The Story Must Go On

Students Continue to Write Verse Novels


Submitted Photo

Some covers for the novels are being made on apps like Adobe Spark using free to use art and text. This is one student’s cover.

Despite school being out of session, English and Creative Writing Instructor Mrs. Jennifer Long’s Advanced Poetry class has continued moving forward on writing their poetry novels. Students in the class have free reign over the topic and style that they choose so long as it is still a verse novel.
“A verse novel is a hybrid form of writing where a complete story is told with all of the elements of fiction even though it might be true,” Mrs. Long said. “But it has exposition, rising action, climax, conflict, you know well-developed characters, round characters, protagonists, antagonists, fully developed settings, that kind of thing. But it’s told through a sequence of poems.”

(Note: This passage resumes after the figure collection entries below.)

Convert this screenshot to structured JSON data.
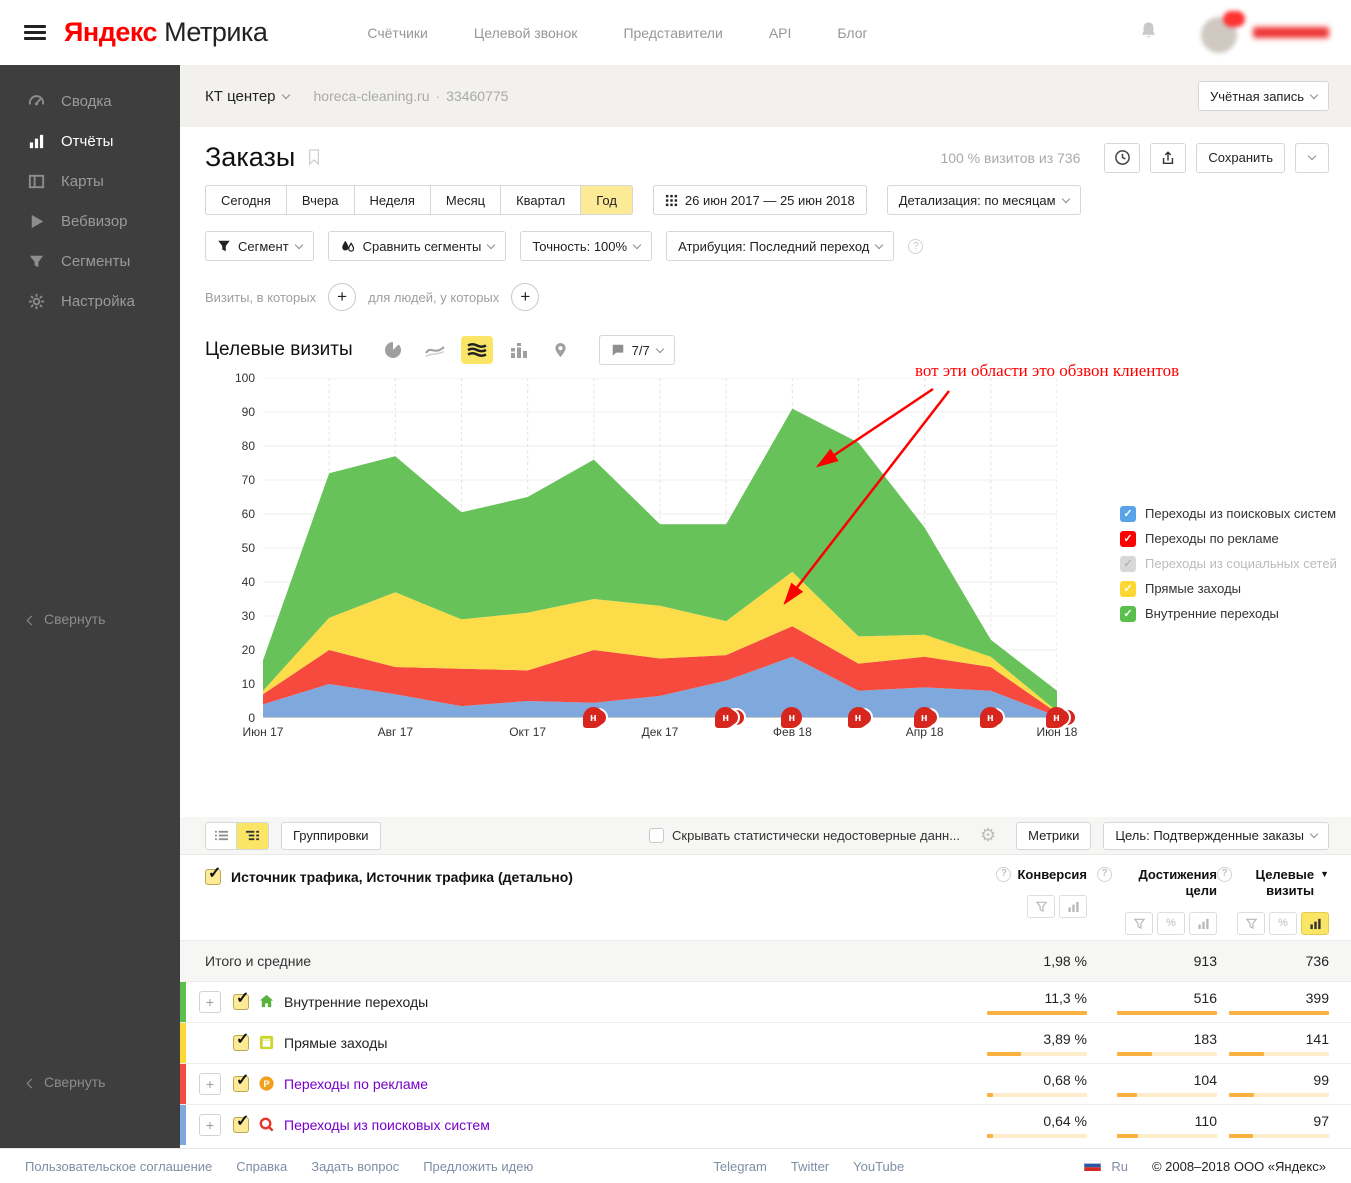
{
  "header": {
    "logo_brand": "Яндекс",
    "logo_product": "Метрика",
    "nav": [
      "Счётчики",
      "Целевой звонок",
      "Представители",
      "API",
      "Блог"
    ]
  },
  "subheader": {
    "counter_name": "КТ центер",
    "counter_site": "horeca-cleaning.ru",
    "counter_id": "33460775",
    "account_button": "Учётная запись"
  },
  "sidebar": {
    "items": [
      {
        "label": "Сводка",
        "icon": "gauge-icon",
        "active": false
      },
      {
        "label": "Отчёты",
        "icon": "reports-icon",
        "active": true
      },
      {
        "label": "Карты",
        "icon": "maps-icon",
        "active": false
      },
      {
        "label": "Вебвизор",
        "icon": "webvisor-icon",
        "active": false
      },
      {
        "label": "Сегменты",
        "icon": "segments-icon",
        "active": false
      },
      {
        "label": "Настройка",
        "icon": "settings-icon",
        "active": false
      }
    ],
    "collapse_label": "Свернуть"
  },
  "report": {
    "title": "Заказы",
    "sampling": "100 % визитов из 736",
    "save_button": "Сохранить",
    "periods": [
      "Сегодня",
      "Вчера",
      "Неделя",
      "Месяц",
      "Квартал",
      "Год"
    ],
    "active_period": "Год",
    "date_range": "26 июн 2017 — 25 июн 2018",
    "detail_button": "Детализация: по месяцам",
    "segment_button": "Сегмент",
    "compare_button": "Сравнить сегменты",
    "accuracy_button": "Точность: 100%",
    "attribution_button": "Атрибуция: Последний переход",
    "visits_in_which": "Визиты, в которых",
    "for_people": "для людей, у которых",
    "chart_title": "Целевые визиты",
    "comments_button": "7/7"
  },
  "annotation": {
    "text": "вот эти области это обзвон клиентов",
    "color": "#ff0000",
    "arrows": [
      {
        "from": [
          706,
          24
        ],
        "to": [
          591,
          101
        ]
      },
      {
        "from": [
          722,
          26
        ],
        "to": [
          558,
          238
        ]
      }
    ]
  },
  "chart_data": {
    "type": "area",
    "stacked": true,
    "title": "Целевые визиты",
    "x": [
      "Июн 17",
      "Июл 17",
      "Авг 17",
      "Сен 17",
      "Окт 17",
      "Ноя 17",
      "Дек 17",
      "Янв 18",
      "Фев 18",
      "Мар 18",
      "Апр 18",
      "Май 18",
      "Июн 18"
    ],
    "x_tick_indices": [
      0,
      2,
      4,
      6,
      8,
      10,
      12
    ],
    "ylim": [
      0,
      100
    ],
    "y_tick_step": 10,
    "grid": true,
    "legend_position": "right",
    "series": [
      {
        "name": "Переходы из поисковых систем",
        "color": "#7fa8dd",
        "values": [
          4,
          10,
          7,
          3.5,
          5,
          4.5,
          6.5,
          11,
          18,
          8,
          9,
          8,
          0.5
        ]
      },
      {
        "name": "Переходы по рекламе",
        "color": "#f54a3d",
        "values": [
          3,
          10,
          8,
          11,
          9,
          15.5,
          11,
          7.5,
          9,
          8,
          9,
          7,
          1
        ]
      },
      {
        "name": "Прямые заходы",
        "color": "#fcdc49",
        "values": [
          1,
          9.5,
          22,
          14.5,
          17,
          15,
          15.5,
          10,
          16,
          8,
          6.5,
          3,
          0.5
        ]
      },
      {
        "name": "Внутренние переходы",
        "color": "#67c25a",
        "values": [
          9,
          42.5,
          40,
          31.5,
          34,
          41,
          24,
          28.5,
          48,
          57,
          31.5,
          5,
          6
        ]
      }
    ],
    "annotation_markers": [
      {
        "x_index": 5,
        "letter": "н",
        "count": 2
      },
      {
        "x_index": 7,
        "letter": "н",
        "count": 3
      },
      {
        "x_index": 8,
        "letter": "н",
        "count": 1
      },
      {
        "x_index": 9,
        "letter": "н",
        "count": 2
      },
      {
        "x_index": 10,
        "letter": "н",
        "count": 2
      },
      {
        "x_index": 11,
        "letter": "н",
        "count": 2
      },
      {
        "x_index": 12,
        "letter": "н",
        "count": 3
      }
    ]
  },
  "legend": [
    {
      "label": "Переходы из поисковых систем",
      "color": "#58a3ea",
      "checked": true,
      "disabled": false
    },
    {
      "label": "Переходы по рекламе",
      "color": "#ff0000",
      "checked": true,
      "disabled": false
    },
    {
      "label": "Переходы из социальных сетей",
      "color": "#d8d8d8",
      "checked": true,
      "disabled": true
    },
    {
      "label": "Прямые заходы",
      "color": "#fdd835",
      "checked": true,
      "disabled": false
    },
    {
      "label": "Внутренние переходы",
      "color": "#5bbf4e",
      "checked": true,
      "disabled": false
    }
  ],
  "table": {
    "toolbar": {
      "groupings_button": "Группировки",
      "hide_unreliable_label": "Скрывать статистически недостоверные данн...",
      "metrics_button": "Метрики",
      "goal_button": "Цель: Подтвержденные заказы"
    },
    "dimension_header": "Источник трафика, Источник трафика (детально)",
    "columns": [
      {
        "label": "Конверсия",
        "sorted": false,
        "tools": [
          "filter",
          "bars"
        ],
        "active_tool": ""
      },
      {
        "label": "Достижения цели",
        "sorted": false,
        "tools": [
          "filter",
          "percent",
          "bars"
        ],
        "active_tool": ""
      },
      {
        "label": "Целевые визиты",
        "sorted": true,
        "tools": [
          "filter",
          "percent",
          "bars"
        ],
        "active_tool": "bars"
      }
    ],
    "totals": {
      "label": "Итого и средние",
      "conversion": "1,98 %",
      "goals": "913",
      "visits": "736"
    },
    "rows": [
      {
        "label": "Внутренние переходы",
        "color": "#5bbf4e",
        "icon": "home-icon",
        "expandable": true,
        "link": false,
        "conversion": "11,3 %",
        "goals": "516",
        "visits": "399",
        "bar_pct": [
          100,
          100,
          100
        ]
      },
      {
        "label": "Прямые заходы",
        "color": "#fdd835",
        "icon": "window-icon",
        "expandable": false,
        "link": false,
        "conversion": "3,89 %",
        "goals": "183",
        "visits": "141",
        "bar_pct": [
          34,
          35,
          35
        ]
      },
      {
        "label": "Переходы по рекламе",
        "color": "#f54a3d",
        "icon": "coin-icon",
        "expandable": true,
        "link": true,
        "conversion": "0,68 %",
        "goals": "104",
        "visits": "99",
        "bar_pct": [
          6,
          20,
          25
        ]
      },
      {
        "label": "Переходы из поисковых систем",
        "color": "#7fa8dd",
        "icon": "search-icon",
        "expandable": true,
        "link": true,
        "conversion": "0,64 %",
        "goals": "110",
        "visits": "97",
        "bar_pct": [
          6,
          21,
          24
        ]
      }
    ]
  },
  "footer": {
    "links": [
      "Пользовательское соглашение",
      "Справка",
      "Задать вопрос",
      "Предложить идею"
    ],
    "social": [
      "Telegram",
      "Twitter",
      "YouTube"
    ],
    "lang": "Ru",
    "copyright": "© 2008–2018 ООО «Яндекс»"
  }
}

Students who have taken American Literature CP might recognize verse novels like “Death Coming Up The Hill.” The novel is written entirely using haikus and each syllable represents every fallen soldier of 1968. Some students have taken the route of writing non-fiction stories for their novel. Even going so far to write about personal experiences that are hard to write about.
“I am writing on some harassment issues I’ve dealt with in the past,” senior Rylee Zimmerman said. “It’s kind of my healing process I guess. It’s a really good way to release any emotions that have been building up and get past anything I’ve gone through.”

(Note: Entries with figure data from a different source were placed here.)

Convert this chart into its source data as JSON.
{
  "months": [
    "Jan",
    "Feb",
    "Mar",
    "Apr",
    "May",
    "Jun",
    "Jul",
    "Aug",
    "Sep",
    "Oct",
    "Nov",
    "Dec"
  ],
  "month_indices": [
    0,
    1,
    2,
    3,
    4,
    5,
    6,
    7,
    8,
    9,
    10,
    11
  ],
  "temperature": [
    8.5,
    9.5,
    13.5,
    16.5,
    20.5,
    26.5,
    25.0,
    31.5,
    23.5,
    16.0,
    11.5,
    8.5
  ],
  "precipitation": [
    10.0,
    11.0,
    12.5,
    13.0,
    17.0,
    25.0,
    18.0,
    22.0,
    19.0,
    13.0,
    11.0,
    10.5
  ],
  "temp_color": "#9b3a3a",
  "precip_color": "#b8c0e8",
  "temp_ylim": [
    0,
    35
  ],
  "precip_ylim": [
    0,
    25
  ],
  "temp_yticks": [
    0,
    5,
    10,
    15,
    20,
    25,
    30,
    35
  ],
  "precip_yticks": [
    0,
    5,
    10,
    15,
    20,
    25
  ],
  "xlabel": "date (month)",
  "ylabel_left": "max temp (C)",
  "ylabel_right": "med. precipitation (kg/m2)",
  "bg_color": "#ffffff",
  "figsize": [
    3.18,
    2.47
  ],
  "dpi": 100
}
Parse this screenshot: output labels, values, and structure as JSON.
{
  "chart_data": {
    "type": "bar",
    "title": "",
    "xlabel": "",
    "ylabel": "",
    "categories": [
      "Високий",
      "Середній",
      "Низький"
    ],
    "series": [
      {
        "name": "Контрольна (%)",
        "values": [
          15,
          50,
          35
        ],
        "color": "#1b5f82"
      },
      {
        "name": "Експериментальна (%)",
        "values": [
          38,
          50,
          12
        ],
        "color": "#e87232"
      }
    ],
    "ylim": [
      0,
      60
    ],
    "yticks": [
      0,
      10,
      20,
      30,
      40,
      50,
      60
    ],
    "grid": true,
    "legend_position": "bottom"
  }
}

The project is brand new to the course. While students have the option to write verse novels as their final project, this is the first time she has had students do a verse novel as an assignment.

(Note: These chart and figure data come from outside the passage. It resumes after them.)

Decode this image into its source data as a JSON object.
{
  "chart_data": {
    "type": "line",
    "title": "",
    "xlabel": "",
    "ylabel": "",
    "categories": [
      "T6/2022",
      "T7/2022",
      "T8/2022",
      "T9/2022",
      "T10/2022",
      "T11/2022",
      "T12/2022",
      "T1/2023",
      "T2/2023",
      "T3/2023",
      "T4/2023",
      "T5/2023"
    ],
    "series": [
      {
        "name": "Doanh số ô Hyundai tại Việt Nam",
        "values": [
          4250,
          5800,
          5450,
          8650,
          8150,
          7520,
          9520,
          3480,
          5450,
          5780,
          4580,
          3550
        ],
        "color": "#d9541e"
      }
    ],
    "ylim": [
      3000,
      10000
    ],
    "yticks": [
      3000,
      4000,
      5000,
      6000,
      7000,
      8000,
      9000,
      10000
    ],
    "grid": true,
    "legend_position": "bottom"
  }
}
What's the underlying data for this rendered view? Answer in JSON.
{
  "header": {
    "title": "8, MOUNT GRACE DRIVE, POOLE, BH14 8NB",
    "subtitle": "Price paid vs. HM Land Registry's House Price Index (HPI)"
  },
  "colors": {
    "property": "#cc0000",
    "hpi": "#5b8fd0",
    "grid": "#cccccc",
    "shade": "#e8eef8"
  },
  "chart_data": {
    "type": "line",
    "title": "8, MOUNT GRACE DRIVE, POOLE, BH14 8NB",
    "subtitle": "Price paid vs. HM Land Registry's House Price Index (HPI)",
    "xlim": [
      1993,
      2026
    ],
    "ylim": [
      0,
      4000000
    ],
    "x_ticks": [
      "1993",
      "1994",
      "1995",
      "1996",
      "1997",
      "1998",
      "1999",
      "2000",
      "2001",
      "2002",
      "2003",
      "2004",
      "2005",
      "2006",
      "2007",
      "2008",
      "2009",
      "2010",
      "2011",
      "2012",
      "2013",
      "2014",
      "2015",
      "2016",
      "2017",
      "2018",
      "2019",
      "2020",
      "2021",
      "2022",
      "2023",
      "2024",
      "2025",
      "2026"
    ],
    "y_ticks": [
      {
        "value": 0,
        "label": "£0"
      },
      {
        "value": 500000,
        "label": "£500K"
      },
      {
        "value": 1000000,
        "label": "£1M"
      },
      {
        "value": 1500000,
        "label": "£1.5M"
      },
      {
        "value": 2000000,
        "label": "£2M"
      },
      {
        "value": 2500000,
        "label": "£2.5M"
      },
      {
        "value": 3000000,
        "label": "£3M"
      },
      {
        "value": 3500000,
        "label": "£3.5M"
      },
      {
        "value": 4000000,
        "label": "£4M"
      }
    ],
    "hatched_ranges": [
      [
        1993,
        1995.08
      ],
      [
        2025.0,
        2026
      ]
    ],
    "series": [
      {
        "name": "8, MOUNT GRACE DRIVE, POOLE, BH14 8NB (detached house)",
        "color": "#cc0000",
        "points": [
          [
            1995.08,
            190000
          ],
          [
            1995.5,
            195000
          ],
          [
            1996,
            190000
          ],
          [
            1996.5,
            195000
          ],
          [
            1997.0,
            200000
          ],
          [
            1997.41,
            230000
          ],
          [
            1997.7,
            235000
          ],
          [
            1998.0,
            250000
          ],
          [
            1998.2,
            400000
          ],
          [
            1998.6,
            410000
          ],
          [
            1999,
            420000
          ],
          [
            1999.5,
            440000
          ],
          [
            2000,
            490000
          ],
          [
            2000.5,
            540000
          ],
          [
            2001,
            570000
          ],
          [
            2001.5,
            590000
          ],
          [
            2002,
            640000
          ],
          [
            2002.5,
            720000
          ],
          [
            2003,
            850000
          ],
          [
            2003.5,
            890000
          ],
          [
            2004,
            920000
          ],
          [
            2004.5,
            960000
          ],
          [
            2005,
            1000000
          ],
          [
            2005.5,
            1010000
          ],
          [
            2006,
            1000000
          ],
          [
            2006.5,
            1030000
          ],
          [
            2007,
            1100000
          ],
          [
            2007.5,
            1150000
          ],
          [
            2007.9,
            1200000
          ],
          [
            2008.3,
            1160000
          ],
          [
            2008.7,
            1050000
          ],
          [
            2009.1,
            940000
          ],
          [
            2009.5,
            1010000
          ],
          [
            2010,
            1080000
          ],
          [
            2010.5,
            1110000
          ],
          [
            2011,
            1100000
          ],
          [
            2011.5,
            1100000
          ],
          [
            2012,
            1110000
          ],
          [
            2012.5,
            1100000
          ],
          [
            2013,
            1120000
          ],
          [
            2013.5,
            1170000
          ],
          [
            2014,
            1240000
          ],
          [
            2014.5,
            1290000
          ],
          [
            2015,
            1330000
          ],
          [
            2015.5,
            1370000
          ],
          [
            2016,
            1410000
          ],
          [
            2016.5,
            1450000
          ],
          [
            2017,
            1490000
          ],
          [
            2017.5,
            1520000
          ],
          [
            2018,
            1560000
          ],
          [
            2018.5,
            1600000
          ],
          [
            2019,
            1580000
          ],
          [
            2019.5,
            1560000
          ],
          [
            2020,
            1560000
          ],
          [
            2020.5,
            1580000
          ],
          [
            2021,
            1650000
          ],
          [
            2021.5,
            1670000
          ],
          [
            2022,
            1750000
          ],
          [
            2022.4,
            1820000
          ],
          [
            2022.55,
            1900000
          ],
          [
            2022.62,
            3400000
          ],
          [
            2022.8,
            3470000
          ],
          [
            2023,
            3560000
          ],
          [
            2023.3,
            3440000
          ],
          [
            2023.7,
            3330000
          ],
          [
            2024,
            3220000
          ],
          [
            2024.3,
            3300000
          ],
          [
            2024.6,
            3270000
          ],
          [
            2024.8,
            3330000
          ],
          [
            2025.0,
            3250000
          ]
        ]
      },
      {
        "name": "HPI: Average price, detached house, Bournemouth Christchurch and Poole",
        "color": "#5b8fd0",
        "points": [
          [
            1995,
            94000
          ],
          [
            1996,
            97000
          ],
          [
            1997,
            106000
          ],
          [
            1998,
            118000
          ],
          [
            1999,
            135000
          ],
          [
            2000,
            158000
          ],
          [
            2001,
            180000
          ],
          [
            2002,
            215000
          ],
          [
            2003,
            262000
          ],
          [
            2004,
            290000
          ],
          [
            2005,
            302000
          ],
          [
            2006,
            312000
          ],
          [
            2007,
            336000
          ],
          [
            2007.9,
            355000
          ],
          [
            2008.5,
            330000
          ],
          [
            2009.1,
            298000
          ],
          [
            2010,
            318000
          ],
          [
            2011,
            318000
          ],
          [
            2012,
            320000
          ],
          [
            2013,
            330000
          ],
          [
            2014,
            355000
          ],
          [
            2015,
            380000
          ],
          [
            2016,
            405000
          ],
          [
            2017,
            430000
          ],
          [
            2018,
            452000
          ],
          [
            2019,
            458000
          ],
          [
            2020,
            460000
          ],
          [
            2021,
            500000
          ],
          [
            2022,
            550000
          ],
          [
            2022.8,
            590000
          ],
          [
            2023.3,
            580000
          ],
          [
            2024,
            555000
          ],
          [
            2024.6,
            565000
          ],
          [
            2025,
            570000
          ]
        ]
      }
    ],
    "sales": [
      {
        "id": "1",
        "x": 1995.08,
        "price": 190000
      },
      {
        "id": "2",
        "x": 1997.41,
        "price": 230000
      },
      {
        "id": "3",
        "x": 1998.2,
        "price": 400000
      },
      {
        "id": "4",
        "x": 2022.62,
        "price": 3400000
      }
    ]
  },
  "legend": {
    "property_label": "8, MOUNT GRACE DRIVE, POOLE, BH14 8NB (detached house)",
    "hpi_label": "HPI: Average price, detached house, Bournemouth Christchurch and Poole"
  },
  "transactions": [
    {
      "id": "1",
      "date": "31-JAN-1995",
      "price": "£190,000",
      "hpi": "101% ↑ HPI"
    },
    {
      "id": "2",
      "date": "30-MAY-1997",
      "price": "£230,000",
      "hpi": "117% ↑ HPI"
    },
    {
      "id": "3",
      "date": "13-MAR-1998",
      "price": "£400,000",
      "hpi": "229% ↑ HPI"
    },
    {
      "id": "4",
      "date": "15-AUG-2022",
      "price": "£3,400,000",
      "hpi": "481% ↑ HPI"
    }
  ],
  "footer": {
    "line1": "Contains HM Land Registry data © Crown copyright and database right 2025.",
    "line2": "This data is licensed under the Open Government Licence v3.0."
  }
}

“This is a really advanced group of writers and so I was really looking for a challenge for them,” Mrs. Long said. “And I know that this will be a challenge, especially now.”
As of April 17, not all students finished writing the novels and are being allowed to continue writing it over time. Since a couple of those novels were more personal, they were not published. But students still have the option to publish them if they choose in the future.